In just four years, Katz adds, GPT has advanced from 0% on the Multistate Bar test for GPT-2 to its score of 75. Katz writes, “Large language paradigms can meet the standards applicable to human attorneys in nearly all jurisdictions in the United States.” By tackling complex tasks that require deep legal knowledge, reading comprehension and writing ability. in his paper Posted on March 15th.

With conversational AI, lawyers must also consider the ethical obligations of attorney-client privilege. Renee McDonald Hutchins, dean of the University of Maryland Francis King Carey School of Law, says ChatGPT keeps all the inquiries it receives. Ultimately, it assumes that law firms will likely build their own internal systems using their own data centers.

Hutchins adds that AI-powered large-language models are just as good as the data they are fed. She says that some of this data can have embedded errors. And if the dataset on which the AI ​​is trained is biased and has privileges built into it, the AI ​​will recreate those results.

“Sometimes we don’t want the law to replicate existing hierarchies,” says Hutchins. “If we rely on it too much, we risk repeating oppression in a way we don’t want.”

For example, suppose a judge uses conversational AI and large language models as tools in the criminal system for sentencing recommendations that are based on arrest records. In that case, they may be repeating racial prejudice, Hutchins says, because police arrest blacks and blacks at a higher rate than whites.

“(They) can be very powerful tools,” says Hutchins. “We have to be very attentive to the restrictions[it imposes].”

Another potential issue is that ChatGPT and other conversational AI and large language models may encounter regulatory barriers if someone other than a lawyer is using ChatGPT to provide legal advice and assistance to laypeople; Hutchins warns that this could be considered an unauthorized legal practice.

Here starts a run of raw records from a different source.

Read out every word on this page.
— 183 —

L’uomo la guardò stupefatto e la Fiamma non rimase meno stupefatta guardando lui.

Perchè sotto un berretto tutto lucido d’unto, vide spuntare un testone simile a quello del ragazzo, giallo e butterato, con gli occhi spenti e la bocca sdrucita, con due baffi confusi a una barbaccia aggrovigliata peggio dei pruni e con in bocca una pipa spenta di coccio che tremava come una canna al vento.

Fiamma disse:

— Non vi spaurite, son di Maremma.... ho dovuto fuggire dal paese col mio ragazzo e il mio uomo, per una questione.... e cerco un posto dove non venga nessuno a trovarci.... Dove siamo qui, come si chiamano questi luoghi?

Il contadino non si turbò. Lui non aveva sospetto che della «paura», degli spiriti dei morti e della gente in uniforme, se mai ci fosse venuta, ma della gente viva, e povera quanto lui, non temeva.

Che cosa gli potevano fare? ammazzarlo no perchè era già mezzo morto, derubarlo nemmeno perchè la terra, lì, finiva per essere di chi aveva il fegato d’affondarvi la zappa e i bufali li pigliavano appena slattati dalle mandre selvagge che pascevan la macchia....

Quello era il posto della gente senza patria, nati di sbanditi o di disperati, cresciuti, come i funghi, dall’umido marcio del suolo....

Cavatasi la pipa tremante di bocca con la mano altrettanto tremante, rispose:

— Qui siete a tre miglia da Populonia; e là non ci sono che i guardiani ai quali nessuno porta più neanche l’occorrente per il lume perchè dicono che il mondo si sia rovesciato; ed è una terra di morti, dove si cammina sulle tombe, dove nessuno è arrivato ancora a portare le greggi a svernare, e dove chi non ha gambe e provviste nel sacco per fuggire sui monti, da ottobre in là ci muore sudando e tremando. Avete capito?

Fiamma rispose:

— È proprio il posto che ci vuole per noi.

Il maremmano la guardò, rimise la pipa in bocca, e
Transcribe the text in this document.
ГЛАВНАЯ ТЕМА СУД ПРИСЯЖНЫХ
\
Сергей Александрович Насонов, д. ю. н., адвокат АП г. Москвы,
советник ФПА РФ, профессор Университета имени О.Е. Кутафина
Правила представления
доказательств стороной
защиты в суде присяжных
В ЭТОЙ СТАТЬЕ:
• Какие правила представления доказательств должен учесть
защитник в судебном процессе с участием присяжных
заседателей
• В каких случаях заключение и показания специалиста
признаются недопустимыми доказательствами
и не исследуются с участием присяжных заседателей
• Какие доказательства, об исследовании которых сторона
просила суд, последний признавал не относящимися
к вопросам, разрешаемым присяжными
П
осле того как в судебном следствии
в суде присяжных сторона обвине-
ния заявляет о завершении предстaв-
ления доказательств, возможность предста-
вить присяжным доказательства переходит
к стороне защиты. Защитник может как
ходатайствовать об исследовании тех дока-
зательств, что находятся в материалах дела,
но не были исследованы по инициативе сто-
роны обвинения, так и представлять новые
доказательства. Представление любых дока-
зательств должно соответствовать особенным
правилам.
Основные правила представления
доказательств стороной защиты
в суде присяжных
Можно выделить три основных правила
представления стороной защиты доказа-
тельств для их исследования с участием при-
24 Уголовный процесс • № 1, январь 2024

“We need to make sure we graduate students who are knowledgeable and skilled in technological advances, but also bear in mind the need for human experts to guide clients through the legal system,” says Hutchins.

Laura Lorick is a publisher Silicon Hills Newsis a regional technology publication headquartered in Austin, Texas. She is also a host Invoice ideas Podcast. Previously, she was a senior writer for San Antonio Express NewsSenior writer on Interactive Week MagazineTechnology writer and columnist for The sentinel sun.